Neurodiversity is about the natural variance of the human mind and that there is no one right way of thinking. [link]
At some point in the evolution our brains evolved to becoming hunters or survivors. Our brain specialised in being aware of our surroundings and our senses, looking out for prey and bursting into action to make the kill.
In time, we’ve evolved from hunters to gatherers and later on farmers. However, this doesn’t mean that those neurological traits we had as hunters are gone. Some hypothesis support the idea that the hunters are still around us, that they might even be what we nowadays often label as ADHD. [link] In this light, ADHD can be seen as a natural brain variation and not a deficit – and this goes for other natural brain variances as well.
Ever since the industrial revolution, we’ve shaped the world to our needs at a dazzling speed. In the last hundred years, we’ve changed the world more than what we did in the last million years – and with AI and Augmented Reality, this is only going faster. [link]
Where nature had millions of years to evolve, we’re giving our brains a fraction of the time.
Our brave hunters from the past no longer hunt for prey. But are now hunting for Lootboxes in Free To P(l)ay games and Likes on Social Media, together with with the rest of the world. However, they are struggling.
In our modern world, the ADHD brain is three times more vulnerable to substance abuse than the non-ADHD brain [link]. But also the addiction to gaming is very real with this group [link] or impuls buying things you don’t really need [link].
The hunt goes on. But the question is; who is the hunter and who is being hunted?
Also, they no longer reside in their natural habitat. The great outdoors, where every sound, smell or reflection meant either to eat or to be eaten, has been traded in for carefully arranged office gardens, where the same amount of sounds, smells and reflections mean absolutely nothing but still enter the brain with the same priority as before.
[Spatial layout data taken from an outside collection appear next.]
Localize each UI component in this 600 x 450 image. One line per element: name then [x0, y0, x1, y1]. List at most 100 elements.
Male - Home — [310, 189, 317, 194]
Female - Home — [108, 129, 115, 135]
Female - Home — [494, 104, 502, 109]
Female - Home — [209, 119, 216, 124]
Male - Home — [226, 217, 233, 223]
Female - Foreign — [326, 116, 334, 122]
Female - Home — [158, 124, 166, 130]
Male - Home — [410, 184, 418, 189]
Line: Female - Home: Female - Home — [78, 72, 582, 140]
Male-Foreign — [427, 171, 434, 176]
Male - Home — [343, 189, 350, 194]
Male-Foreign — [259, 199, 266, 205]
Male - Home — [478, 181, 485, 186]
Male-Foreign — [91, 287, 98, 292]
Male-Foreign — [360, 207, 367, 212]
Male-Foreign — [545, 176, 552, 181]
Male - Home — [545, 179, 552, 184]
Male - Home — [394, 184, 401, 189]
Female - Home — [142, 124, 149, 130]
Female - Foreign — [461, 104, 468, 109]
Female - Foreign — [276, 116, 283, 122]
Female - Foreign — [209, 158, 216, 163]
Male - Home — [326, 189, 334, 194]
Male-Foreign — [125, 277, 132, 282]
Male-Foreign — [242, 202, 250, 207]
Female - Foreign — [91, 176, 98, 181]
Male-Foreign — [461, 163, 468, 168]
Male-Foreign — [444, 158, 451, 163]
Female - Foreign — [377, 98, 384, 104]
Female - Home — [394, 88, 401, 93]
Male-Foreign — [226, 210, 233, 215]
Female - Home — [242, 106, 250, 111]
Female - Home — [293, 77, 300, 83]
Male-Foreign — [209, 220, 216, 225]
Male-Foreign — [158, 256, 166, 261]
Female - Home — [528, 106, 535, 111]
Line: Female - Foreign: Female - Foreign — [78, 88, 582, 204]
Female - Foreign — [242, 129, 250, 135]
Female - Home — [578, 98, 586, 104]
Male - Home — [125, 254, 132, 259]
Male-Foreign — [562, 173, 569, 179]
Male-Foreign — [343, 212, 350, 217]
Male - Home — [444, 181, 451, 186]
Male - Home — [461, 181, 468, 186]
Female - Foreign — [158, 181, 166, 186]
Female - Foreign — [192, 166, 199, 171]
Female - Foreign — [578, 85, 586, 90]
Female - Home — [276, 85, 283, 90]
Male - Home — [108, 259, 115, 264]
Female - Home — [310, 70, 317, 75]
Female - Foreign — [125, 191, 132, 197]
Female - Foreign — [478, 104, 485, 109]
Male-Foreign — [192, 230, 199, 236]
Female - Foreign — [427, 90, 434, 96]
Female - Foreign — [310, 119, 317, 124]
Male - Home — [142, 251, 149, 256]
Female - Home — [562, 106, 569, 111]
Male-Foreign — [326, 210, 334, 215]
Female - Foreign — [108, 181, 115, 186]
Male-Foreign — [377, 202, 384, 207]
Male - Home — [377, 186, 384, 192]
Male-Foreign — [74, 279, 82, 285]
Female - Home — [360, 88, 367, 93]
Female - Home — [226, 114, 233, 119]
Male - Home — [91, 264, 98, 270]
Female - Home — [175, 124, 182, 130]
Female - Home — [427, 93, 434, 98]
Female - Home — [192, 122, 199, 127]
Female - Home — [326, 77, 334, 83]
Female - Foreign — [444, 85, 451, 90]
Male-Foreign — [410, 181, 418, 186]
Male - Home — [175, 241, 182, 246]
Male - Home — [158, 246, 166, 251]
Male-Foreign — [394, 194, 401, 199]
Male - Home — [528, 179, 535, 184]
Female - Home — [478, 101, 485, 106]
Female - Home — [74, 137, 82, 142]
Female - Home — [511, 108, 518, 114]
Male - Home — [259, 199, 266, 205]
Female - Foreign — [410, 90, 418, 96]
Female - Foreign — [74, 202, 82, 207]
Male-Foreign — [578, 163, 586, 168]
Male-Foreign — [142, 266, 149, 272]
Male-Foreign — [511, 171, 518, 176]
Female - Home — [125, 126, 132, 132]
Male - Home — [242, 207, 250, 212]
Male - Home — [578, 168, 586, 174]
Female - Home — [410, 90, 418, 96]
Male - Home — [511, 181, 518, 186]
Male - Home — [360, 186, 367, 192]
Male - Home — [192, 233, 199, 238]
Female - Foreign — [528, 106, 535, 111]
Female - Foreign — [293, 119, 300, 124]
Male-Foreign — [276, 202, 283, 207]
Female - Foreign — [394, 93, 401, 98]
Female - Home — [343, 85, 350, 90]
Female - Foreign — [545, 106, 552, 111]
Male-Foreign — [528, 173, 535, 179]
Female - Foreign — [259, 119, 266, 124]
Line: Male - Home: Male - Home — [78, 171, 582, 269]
Thus overwhelming the brain, causing energy drains and eventually a higher rate of burnouts [link].
Social anxiety is real, as ADHD’ers are often wrongly labelled as unsociable, oversharing, party poopers, unreliable or blabbermouths [link] – and every time they get (poorly) labelled, the trauma grows bigger as most ADHDers overthink everything all the time. [link]
In our hunger to change the world to our needs, we forgot that we need to look further than what our typical needs are. The needs of the many have outweighed the needs of the few. We’ve shaped our (western) world in a perfect (neuro)typical habitat.
However, these Neurodivergents are still out there, literally trying to survive in a world that is no longer supporting them.
Suicide is the leading cause of early death for people with Autism (ASD) [link]. These often brilliant people, choose to end their life instead of living it. Within the same group, we see the highest unemployment rates. Only 1 out of 5 Autistic people actually can keep a job [link]
Yet, the greatest thinkers of all time are considered to be Autistic; Einstein, Darwin, Michelangelo, Newton, Mozart, Jung, Da Vinci, Elon Musk, Bill Gates… The list just goes on.. [link]
Every single one of them pushed our civilisation into the next iteration.
No matter the label, we need all of these creative, explorative, structured, associative and highly divergent thinkers to survive and move forward – and with all the problems we are facing in the world, we need them now more than ever.
Biodiversity is about the preservation of plants and animals.
Neurodiversity is about the preservation of humanity as a whole.